The nature of white-collar labour already predisposes these workers to workplace-related mental-health problems such as burnout and anxiety. Meanwhile, given how eligible they are to telework, white-collar employees or freelancers are the most shielded workers from physical harm. And yet, their lockdown at home can destabilise their work-life balance. At the same time, family duties are even more pressing than before (homeschooling).
Then, there is the economic breakdown, which is slowly receiving almost as much attention as the virus itself. The looming crisis is already affecting our wellbeing, with an increase in suicides all the more likely. The 208 million people making up the EU’s workforce now find themselves primarily confined to their homes. Their contacts with colleagues or social circles have come to a halt, as they brace for an impending economic crisis. This isolation and apprehension, combined with our tendency to consume media in silos, make them more vulnerable to fake news, conspiracy theories, extremist behaviour, and depression.
In recent years, mental health policy in the EU has ended up in limbo. Perceived as a low priority issue on which the EU has little to contribute, the few existing initiatives have slowly faded away. COVID-19 has given new and lasting relevance to an EU initiative on public mental health. According to Marieke Dewitte: “People do not cope well with feelings of powerlessness, prospects of insecurity, or the privation of the fundamental need to belong and physically connect. Because the virus is challenging many of the foundations of public mental health, we should act decisively together. The recovery should be an opportunity to destigmatise mental health problems and make it a priority on the European agenda.” If the pandemic affects the whole of the EU, its mental health consequences will do so too.

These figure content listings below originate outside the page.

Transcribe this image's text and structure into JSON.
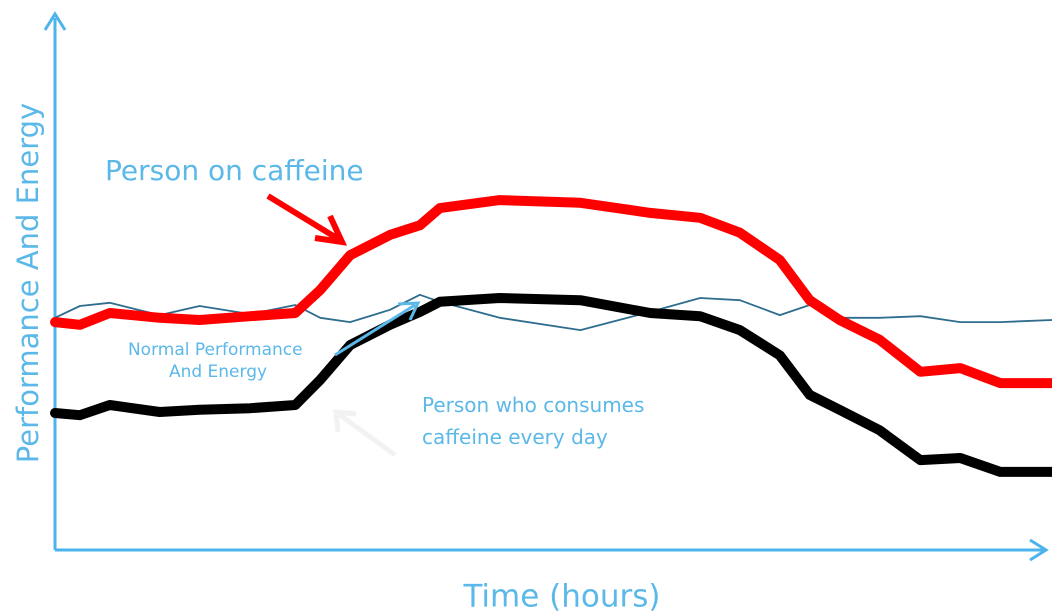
{
  "chart_data": {
    "type": "line",
    "xlabel": "Time (hours)",
    "ylabel": "Performance And Energy",
    "xlim": [
      0,
      100
    ],
    "ylim": [
      0,
      100
    ],
    "x": [
      0,
      2.5,
      5.5,
      10.5,
      14.5,
      19.6,
      24.1,
      26.6,
      29.6,
      33.6,
      36.6,
      38.6,
      44.6,
      52.7,
      59.7,
      64.7,
      68.7,
      72.7,
      75.7,
      78.7,
      82.7,
      86.8,
      90.8,
      94.8,
      100
    ],
    "series": [
      {
        "color": "#2f6d8f",
        "values": [
          43.4,
          45.6,
          46.2,
          43.9,
          45.6,
          44.1,
          45.8,
          43.4,
          42.6,
          44.9,
          47.7,
          46.4,
          43.4,
          41.1,
          44.5,
          47.1,
          46.7,
          43.9,
          45.8,
          43.4,
          43.4,
          43.7,
          42.6,
          42.6,
          43.0
        ]
      },
      {
        "color": "#ff0000",
        "values": [
          42.6,
          42.1,
          44.3,
          43.4,
          43.0,
          43.7,
          44.3,
          48.6,
          55.1,
          58.9,
          60.7,
          63.9,
          65.4,
          64.9,
          63.0,
          62.1,
          59.3,
          54.2,
          46.7,
          43.0,
          39.3,
          33.3,
          34.0,
          31.2,
          31.2
        ]
      },
      {
        "color": "#000000",
        "values": [
          25.6,
          25.2,
          27.1,
          25.8,
          26.2,
          26.5,
          27.1,
          31.8,
          38.3,
          42.1,
          44.5,
          46.4,
          47.1,
          46.7,
          44.3,
          43.7,
          41.1,
          36.4,
          29.0,
          26.2,
          22.4,
          16.8,
          17.2,
          14.6,
          14.6
        ]
      }
    ],
    "annotations": [
      {
        "text": "Person on caffeine"
      },
      {
        "text": [
          "Normal Performance",
          "And Energy"
        ]
      },
      {
        "text": [
          "Person who consumes",
          "caffeine every day"
        ]
      }
    ]
  }
}
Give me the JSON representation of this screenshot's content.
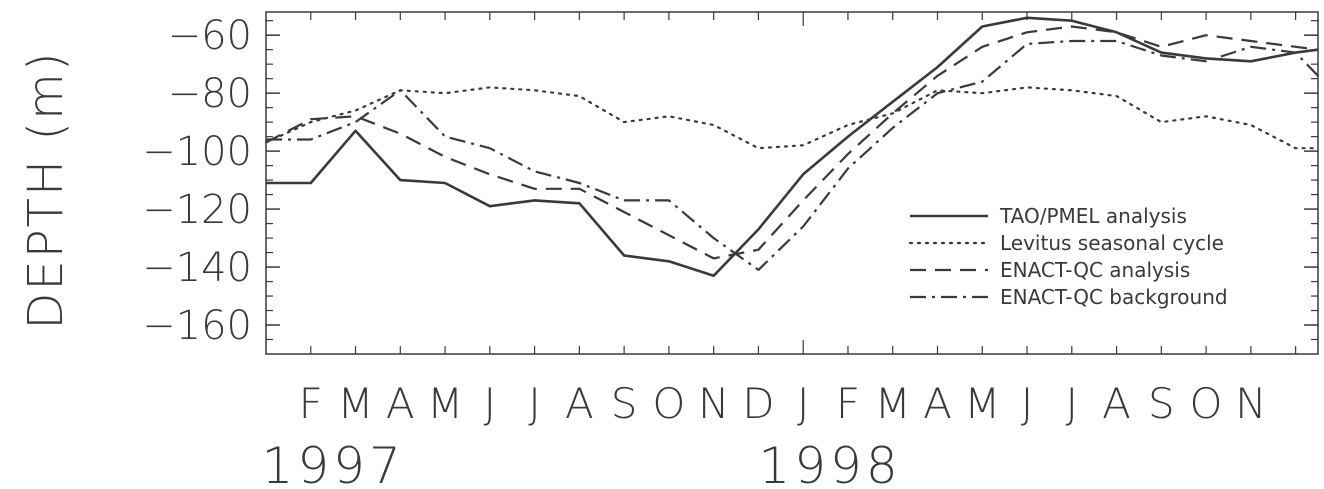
{
  "chart_data": {
    "type": "line",
    "xlabel": "",
    "ylabel": "DEPTH (m)",
    "ylim": [
      -170,
      -52
    ],
    "yticks": [
      -60,
      -80,
      -100,
      -120,
      -140,
      -160
    ],
    "ytick_labels": [
      "−60",
      "−80",
      "−100",
      "−120",
      "−140",
      "−160"
    ],
    "xlim": [
      0,
      23.5
    ],
    "grid": false,
    "legend_position": "lower-right",
    "month_labels": [
      "F",
      "M",
      "A",
      "M",
      "J",
      "J",
      "A",
      "S",
      "O",
      "N",
      "D",
      "J",
      "F",
      "M",
      "A",
      "M",
      "J",
      "J",
      "A",
      "S",
      "O",
      "N"
    ],
    "month_positions": [
      1,
      2,
      3,
      4,
      5,
      6,
      7,
      8,
      9,
      10,
      11,
      12,
      13,
      14,
      15,
      16,
      17,
      18,
      19,
      20,
      21,
      22
    ],
    "year_labels": [
      {
        "text": "1997",
        "position": 1.5
      },
      {
        "text": "1998",
        "position": 12.6
      }
    ],
    "series": [
      {
        "name": "TAO/PMEL analysis",
        "style": "solid",
        "x": [
          0,
          1,
          2,
          3,
          4,
          5,
          6,
          7,
          8,
          9,
          10,
          11,
          12,
          13,
          14,
          15,
          16,
          17,
          18,
          19,
          20,
          21,
          22,
          23,
          23.5
        ],
        "y": [
          -111,
          -111,
          -93,
          -110,
          -111,
          -119,
          -117,
          -118,
          -136,
          -138,
          -143,
          -127,
          -108,
          -95,
          -83,
          -71,
          -57,
          -54,
          -55,
          -59,
          -66,
          -68,
          -69,
          -66,
          -65
        ]
      },
      {
        "name": "Levitus seasonal cycle",
        "style": "dotted",
        "x": [
          0,
          1,
          2,
          3,
          4,
          5,
          6,
          7,
          8,
          9,
          10,
          11,
          12,
          13,
          14,
          15,
          16,
          17,
          18,
          19,
          20,
          21,
          22,
          23,
          23.5
        ],
        "y": [
          -97,
          -90,
          -86,
          -79,
          -80,
          -78,
          -79,
          -81,
          -90,
          -88,
          -91,
          -99,
          -98,
          -91,
          -87,
          -79,
          -80,
          -78,
          -79,
          -81,
          -90,
          -88,
          -91,
          -99,
          -99
        ]
      },
      {
        "name": "ENACT-QC analysis",
        "style": "dashed",
        "x": [
          0,
          1,
          2,
          3,
          4,
          5,
          6,
          7,
          8,
          9,
          10,
          11,
          12,
          13,
          14,
          15,
          16,
          17,
          18,
          19,
          20,
          21,
          22,
          23,
          23.5
        ],
        "y": [
          -97,
          -89,
          -88,
          -94,
          -102,
          -108,
          -113,
          -113,
          -121,
          -129,
          -137,
          -134,
          -117,
          -101,
          -87,
          -74,
          -64,
          -59,
          -57,
          -59,
          -64,
          -60,
          -62,
          -64,
          -65
        ]
      },
      {
        "name": "ENACT-QC background",
        "style": "dashdot",
        "x": [
          0,
          1,
          2,
          3,
          4,
          5,
          6,
          7,
          8,
          9,
          10,
          11,
          12,
          13,
          14,
          15,
          16,
          17,
          18,
          19,
          20,
          21,
          22,
          23,
          23.5
        ],
        "y": [
          -96,
          -96,
          -90,
          -79,
          -95,
          -99,
          -107,
          -111,
          -117,
          -117,
          -130,
          -141,
          -126,
          -106,
          -92,
          -80,
          -76,
          -63,
          -62,
          -62,
          -67,
          -69,
          -64,
          -66,
          -74
        ]
      }
    ]
  }
}
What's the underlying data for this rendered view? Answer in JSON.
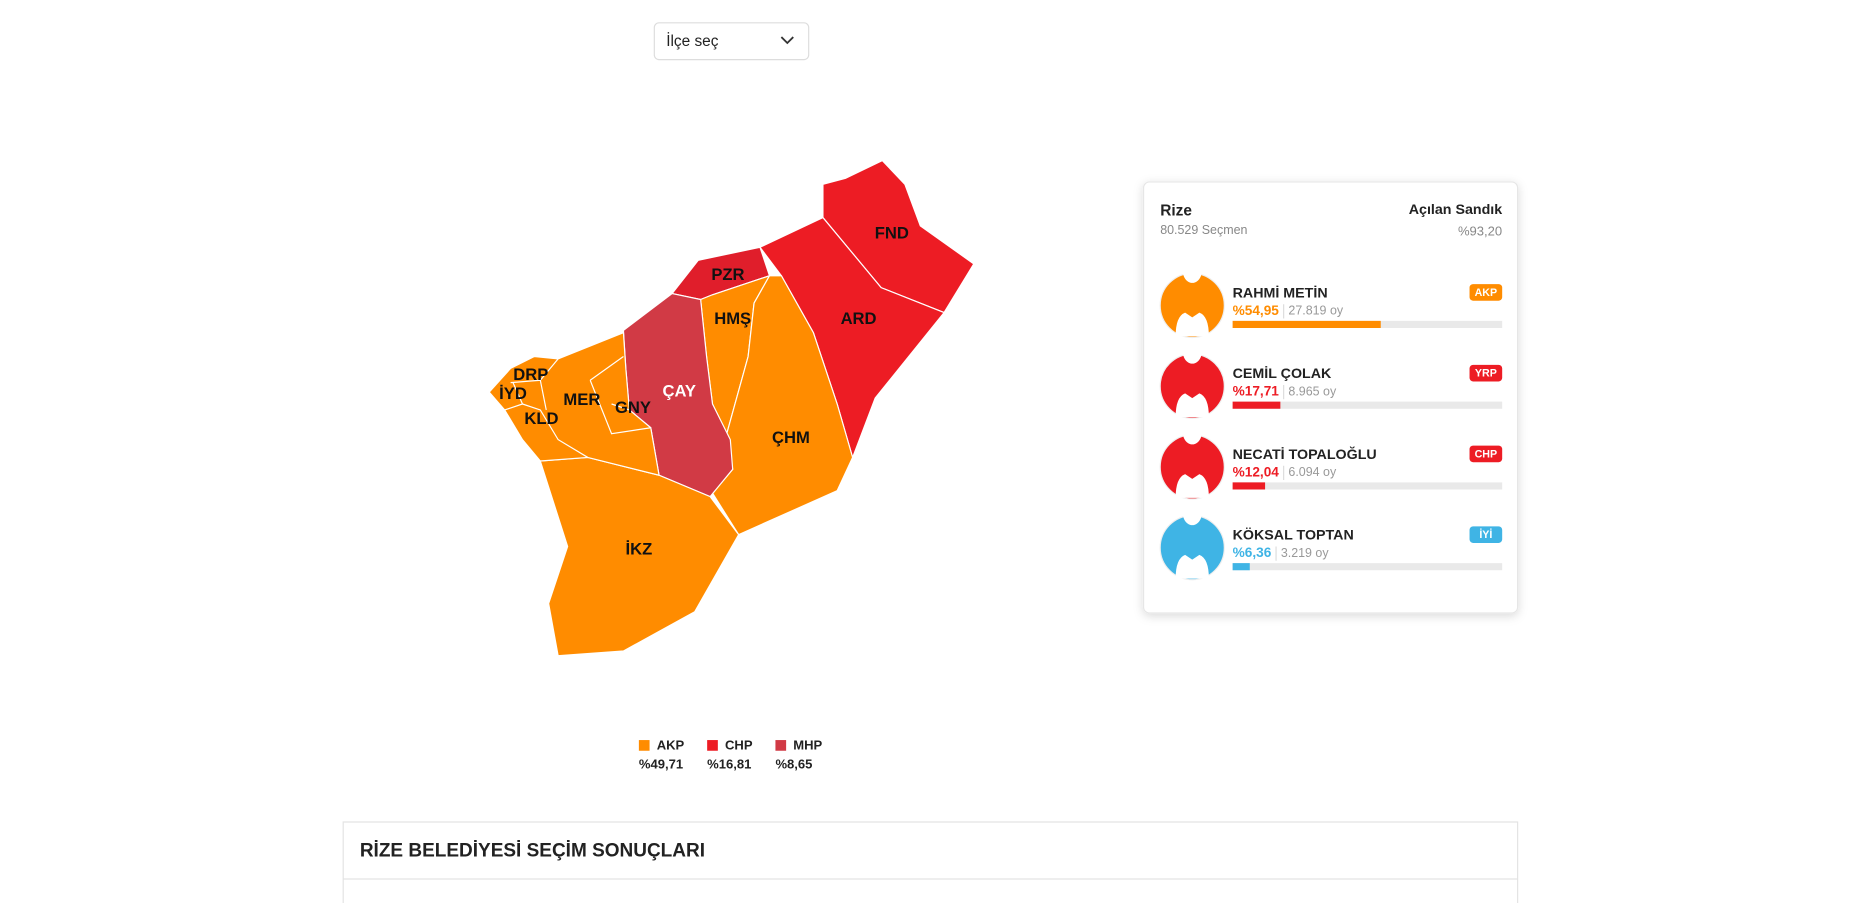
{
  "dropdown": {
    "placeholder": "İlçe seç"
  },
  "map": {
    "districts": [
      "FND",
      "PZR",
      "ARD",
      "HMŞ",
      "ÇAY",
      "DRP",
      "İYD",
      "MER",
      "GNY",
      "KLD",
      "ÇHM",
      "İKZ"
    ]
  },
  "legend": [
    {
      "party": "AKP",
      "share": "%49,71",
      "color": "#ff8c00"
    },
    {
      "party": "CHP",
      "share": "%16,81",
      "color": "#ed1c24"
    },
    {
      "party": "MHP",
      "share": "%8,65",
      "color": "#d13a45"
    }
  ],
  "summary": {
    "place": "Rize",
    "voters": "80.529 Seçmen",
    "opened_label": "Açılan Sandık",
    "opened": "%93,20"
  },
  "candidates": [
    {
      "name": "RAHMİ METİN",
      "party": "AKP",
      "share": {
        "value": 54.95,
        "label": "%54,95"
      },
      "votes": "27.819 oy",
      "color": "#ff8c00"
    },
    {
      "name": "CEMİL ÇOLAK",
      "party": "YRP",
      "share": {
        "value": 17.71,
        "label": "%17,71"
      },
      "votes": "8.965 oy",
      "color": "#ed1c24"
    },
    {
      "name": "NECATİ TOPALOĞLU",
      "party": "CHP",
      "share": {
        "value": 12.04,
        "label": "%12,04"
      },
      "votes": "6.094 oy",
      "color": "#ed1c24"
    },
    {
      "name": "KÖKSAL TOPTAN",
      "party": "İYİ",
      "share": {
        "value": 6.36,
        "label": "%6,36"
      },
      "votes": "3.219 oy",
      "color": "#3fb4e5"
    }
  ],
  "section": {
    "title": "RİZE BELEDİYESİ SEÇİM SONUÇLARI"
  }
}
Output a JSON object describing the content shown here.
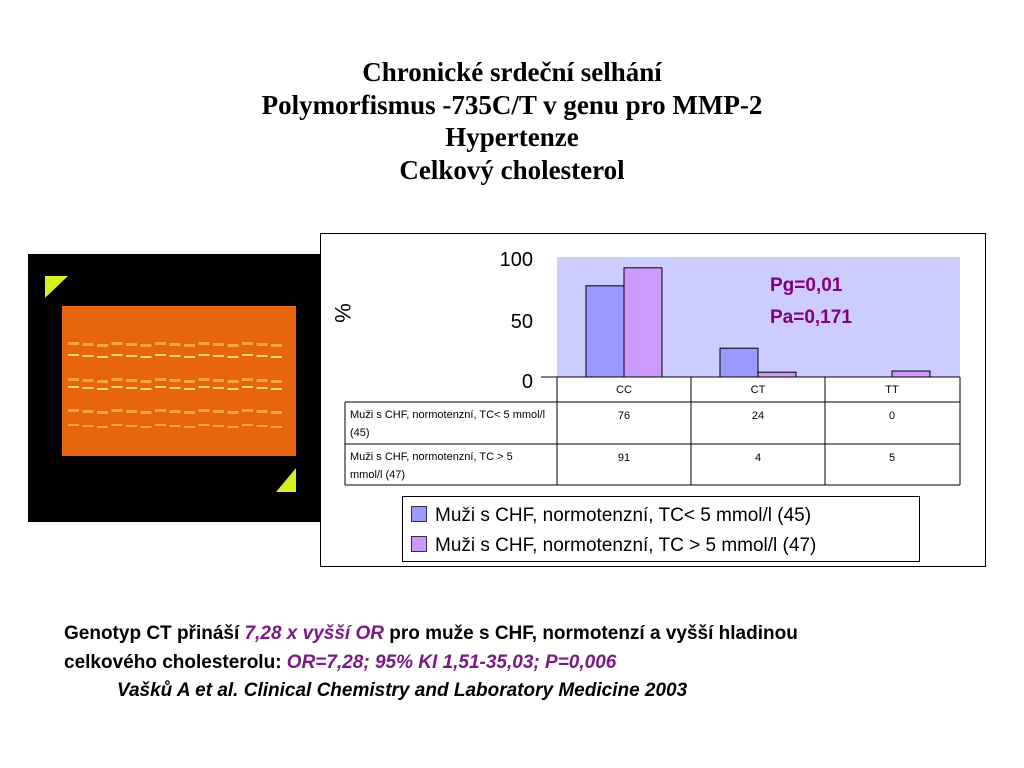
{
  "titles": {
    "line1": "Chronické srdeční selhání",
    "line2": "Polymorfismus -735C/T v genu pro MMP-2",
    "line3": "Hypertenze",
    "line4": "Celkový cholesterol"
  },
  "chart_data": {
    "type": "bar",
    "categories": [
      "CC",
      "CT",
      "TT"
    ],
    "series": [
      {
        "name": "Muži s CHF, normotenzní, TC< 5 mmol/l (45)",
        "table_label": "Muži s CHF, normotenzní, TC< 5 mmol/l (45)",
        "values": [
          76,
          24,
          0
        ],
        "color": "#9999ff"
      },
      {
        "name": "Muži s CHF, normotenzní, TC > 5 mmol/l (47)",
        "table_label": "Muži s CHF, normotenzní, TC > 5 mmol/l (47)",
        "values": [
          91,
          4,
          5
        ],
        "color": "#cc99ff"
      }
    ],
    "ylabel": "%",
    "yticks": [
      "100",
      "50",
      "0"
    ],
    "ylim": [
      0,
      100
    ],
    "annotation_pg": "Pg=0,01",
    "annotation_pa": "Pa=0,171",
    "plot_bg": "#ccccff",
    "annotation_color": "#800080",
    "legend_position": "bottom"
  },
  "footer": {
    "line1_a": "Genotyp CT přináší ",
    "line1_b": "7,28 x vyšší  OR",
    "line1_c": " pro muže s CHF, normotenzí  a vyšší hladinou",
    "line2_a": "celkového cholesterolu",
    "line2_b": ":  ",
    "line2_c": "OR=7,28;  95% KI 1,51-35,03;  P=0,006",
    "reference": "Vašků A et al. Clinical Chemistry and Laboratory Medicine 2003"
  },
  "gel_image": {
    "icon": "electrophoresis-gel-photo",
    "background": "#000000",
    "gel_color": "#e8650f"
  }
}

There is a strong economic rationale to so. In 2018, a joint OECD-Commission report estimated the financial costs of mental health problems at 600 bn EUR – 4% of the EU’s GDP. The estimate accounts for the costs of healthcare, social security and unrealised economic output. Action on mental health can thus become a pillar of a sound economic recovery measure. With the unfolding economic recession worsening, Member States must commit to delivering on mental health.
This genuinely European predicament calls for a different response. The Union’s very existence is a testimony to the potential of such cooperation growing out of collective trauma:
The opening shot, should, however, be a symbolic one. While it will take time for the Coronavirus to disappear, the worst of the pandemic will – hopefully – be over soon. The EU – be it the Council or the Commission – should take this occasion to commemorate this collective overcoming. It should also launch an open conversation on the European trauma sustained. After the Second World War, as reconstruction took all attention, the recovery from collective trauma was smothered. What followed were decades of silence for many. Now, though there is an economy to restart, there is no rubble to clear, and we can afford to take action on mental health.
Thus far, EU policy on mental health has developed in fits and starts. Today, however, the Coronavirus pandemic is creating a new situation. Everyone’s mental health in Europe is under pressure. Many are suffering. Collectively, we can mitigate the current damage to public mental health and prevent further harm. With EU action, we will be able to weather this storm firmly together.